Measures cover prostitution, auto licensing and hemp
HELENA - The cost of licensing autos is going up, pimps face tougher punishment for peddling prostitutes and farmers could add hemp to their harvest as a result of new bills signed into law by Gov. Judy Martz.
Vehicle licenses will be more expensive because of a 50-cent increase in the fee used to pay for a state program that disposes of junk vehicles. The bill, which takes effect Jan. 1, 2002, applies to every new, renewed and transferred auto title registration.
The bill also doubles the $50 annual licensing fee for auto wrecking yards, with the additional money also being used to dispose of junked and abandoned vehicles.
Nearly 854,000 cars and light trucks, 214,000 title transactions and 188 wrecking yards will be subjected to the increase, which is expected to raise about $543,500 a year. Some of the money must be used to pay private tow truck operators for removing vehicles abandoned along roadways.

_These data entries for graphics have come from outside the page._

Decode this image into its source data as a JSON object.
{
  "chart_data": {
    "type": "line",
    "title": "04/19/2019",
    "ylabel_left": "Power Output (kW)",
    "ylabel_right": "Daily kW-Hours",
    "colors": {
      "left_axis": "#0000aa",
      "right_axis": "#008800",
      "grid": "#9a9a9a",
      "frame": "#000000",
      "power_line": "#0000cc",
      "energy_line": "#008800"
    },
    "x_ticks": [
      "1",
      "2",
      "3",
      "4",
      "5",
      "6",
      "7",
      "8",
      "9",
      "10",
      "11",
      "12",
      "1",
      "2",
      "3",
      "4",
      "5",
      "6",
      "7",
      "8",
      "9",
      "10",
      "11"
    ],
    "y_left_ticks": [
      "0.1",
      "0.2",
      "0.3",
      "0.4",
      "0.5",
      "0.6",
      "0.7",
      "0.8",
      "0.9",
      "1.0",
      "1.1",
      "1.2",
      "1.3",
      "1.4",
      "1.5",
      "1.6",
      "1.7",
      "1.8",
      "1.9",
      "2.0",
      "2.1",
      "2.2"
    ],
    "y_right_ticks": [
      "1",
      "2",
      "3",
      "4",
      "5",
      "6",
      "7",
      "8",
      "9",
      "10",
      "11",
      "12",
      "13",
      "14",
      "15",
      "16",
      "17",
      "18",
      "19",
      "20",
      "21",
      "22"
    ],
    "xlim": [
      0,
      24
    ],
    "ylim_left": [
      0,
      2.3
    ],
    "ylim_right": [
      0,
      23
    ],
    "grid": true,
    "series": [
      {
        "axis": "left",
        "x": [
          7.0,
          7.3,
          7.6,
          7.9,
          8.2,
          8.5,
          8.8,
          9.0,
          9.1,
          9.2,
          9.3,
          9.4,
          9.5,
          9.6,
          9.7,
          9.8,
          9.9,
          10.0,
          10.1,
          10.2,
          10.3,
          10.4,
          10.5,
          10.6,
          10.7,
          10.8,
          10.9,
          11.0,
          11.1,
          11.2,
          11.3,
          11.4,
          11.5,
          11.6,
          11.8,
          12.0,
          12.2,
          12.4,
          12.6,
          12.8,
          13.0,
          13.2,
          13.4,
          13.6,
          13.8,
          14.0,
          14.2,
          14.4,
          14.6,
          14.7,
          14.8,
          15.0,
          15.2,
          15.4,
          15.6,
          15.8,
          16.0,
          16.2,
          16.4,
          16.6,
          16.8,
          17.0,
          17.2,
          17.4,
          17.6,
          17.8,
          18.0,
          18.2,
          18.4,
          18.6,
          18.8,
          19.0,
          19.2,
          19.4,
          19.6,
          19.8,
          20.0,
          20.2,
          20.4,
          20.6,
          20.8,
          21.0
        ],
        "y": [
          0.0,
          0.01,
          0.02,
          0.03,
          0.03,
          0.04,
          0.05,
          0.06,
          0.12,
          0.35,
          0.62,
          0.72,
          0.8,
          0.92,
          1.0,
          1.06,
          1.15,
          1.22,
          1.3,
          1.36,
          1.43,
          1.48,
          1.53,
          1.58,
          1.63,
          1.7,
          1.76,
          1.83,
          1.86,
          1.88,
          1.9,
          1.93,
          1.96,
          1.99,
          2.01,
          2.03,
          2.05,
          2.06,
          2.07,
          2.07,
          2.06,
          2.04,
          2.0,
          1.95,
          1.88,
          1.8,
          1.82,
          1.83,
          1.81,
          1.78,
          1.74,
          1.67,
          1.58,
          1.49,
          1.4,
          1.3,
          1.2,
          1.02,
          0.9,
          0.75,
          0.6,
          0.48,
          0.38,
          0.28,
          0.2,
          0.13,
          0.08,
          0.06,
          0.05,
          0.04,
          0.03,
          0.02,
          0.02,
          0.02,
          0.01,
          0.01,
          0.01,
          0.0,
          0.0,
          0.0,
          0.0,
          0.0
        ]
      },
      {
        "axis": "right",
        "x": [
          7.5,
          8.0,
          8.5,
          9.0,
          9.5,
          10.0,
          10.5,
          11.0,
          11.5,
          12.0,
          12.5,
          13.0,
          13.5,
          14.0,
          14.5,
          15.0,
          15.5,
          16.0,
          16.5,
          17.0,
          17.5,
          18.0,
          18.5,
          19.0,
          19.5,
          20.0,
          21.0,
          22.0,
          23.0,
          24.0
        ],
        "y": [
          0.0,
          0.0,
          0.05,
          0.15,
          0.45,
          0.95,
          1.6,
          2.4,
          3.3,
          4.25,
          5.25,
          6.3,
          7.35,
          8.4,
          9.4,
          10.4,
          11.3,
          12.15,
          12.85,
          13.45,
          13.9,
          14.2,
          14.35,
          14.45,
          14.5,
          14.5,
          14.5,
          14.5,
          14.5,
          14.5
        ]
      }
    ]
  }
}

Supporters of the bill said the increase is needed to keep the junk vehicle program in the black. The price for scrap steel has declined so much that revenue from the junked vehicles has dropped 63 percent in the past two years.
The prostitution bill targets those who encourage women to become prostitutes, find customers for prostitutes and live even partly off the earnings of a prostitute.
The measure, which takes effect Oct. 1, changes the crime of promotion of prostitution from a misdemeanor to a felony, toughening the maximum penalty from $500 and six months in jail to $50,000 and 20 years in prison.
The bill also increases the punishment from 20 years to 100 years in prison for aggravated promotion of prostitution, such as involving a child in the business. It also allows a life sentence for a person who commits the crime against a child under 16.
Advocates of the harsher penalties said they are necessary to discourage those who would try to entice Montana girls into lives of slavery as part of interstate prostitution rings.
Montana farmers could have a new alternative crop for their fields, under a new law legalizing the growing of industrial hemp.
But the legislation has a catch: It doesn't take effect unless the federal government changes the law prohibiting hemp production or gives Montana an exemption from the ban.
Industrial hemp, the non-hallucinogenic cousin of marijuana, can be used to make clothing, food and even a type of plastic.
The bill would require all prospective hemp farmers to apply for a license, submit to federal and state background checks and certify that their seeds are low in the chemical in marijuana that produces a high.
While supporters praised the bill as providing a valuable option for farmers struggling to make ends meet, critics said marijuana growers will use fields of hemp to hide their illicit plants.
Another freshly signed measure repeals a 1999 law requiring Social Security numbers be obtained from anyone wanting a hunting or fishing license, but only if the federal government exempts the state from imposing such a mandate.
The law was passed under threat that the state would lose more than $100 million in federal funds that run the state program for collecting delinquent child support payments. Getting Social Security numbers from hunters and anglers is seen as a means of tracking down those owing money to their former spouses.
Other bills signed by Martz:
Provide a short-term source of money to schools by allowing the school trust to borrow up to $75 million from the state's coal trust to buy mineral rights on state lands and give net royalties to schools.
Mandate six months of treatment for those convicted a fourth or subsequent time of drunken driving.
Allow nursing homes to donate prescription drugs from current or former residents to poor and uninsured people.
Require the state Transportation Department to begin planning for expanding U.S. 2 across northern Montana into a four-lane highway.
Immediately ban smoking in all state-owned buildings, and mandate all buildings leased and occupied only by state government be smoke-free by July 1.
Toughen punishment for people feeding wild game animals, wasting game or allowing dogs to chase game animals.
Prohibit some sex offenders from living near schools, preschools, day-care centers and public parks.
Reduce from 15 percent to 5 percent the tax on coal sold to certain power plants built during the six years beginning Jan. 1, 2002.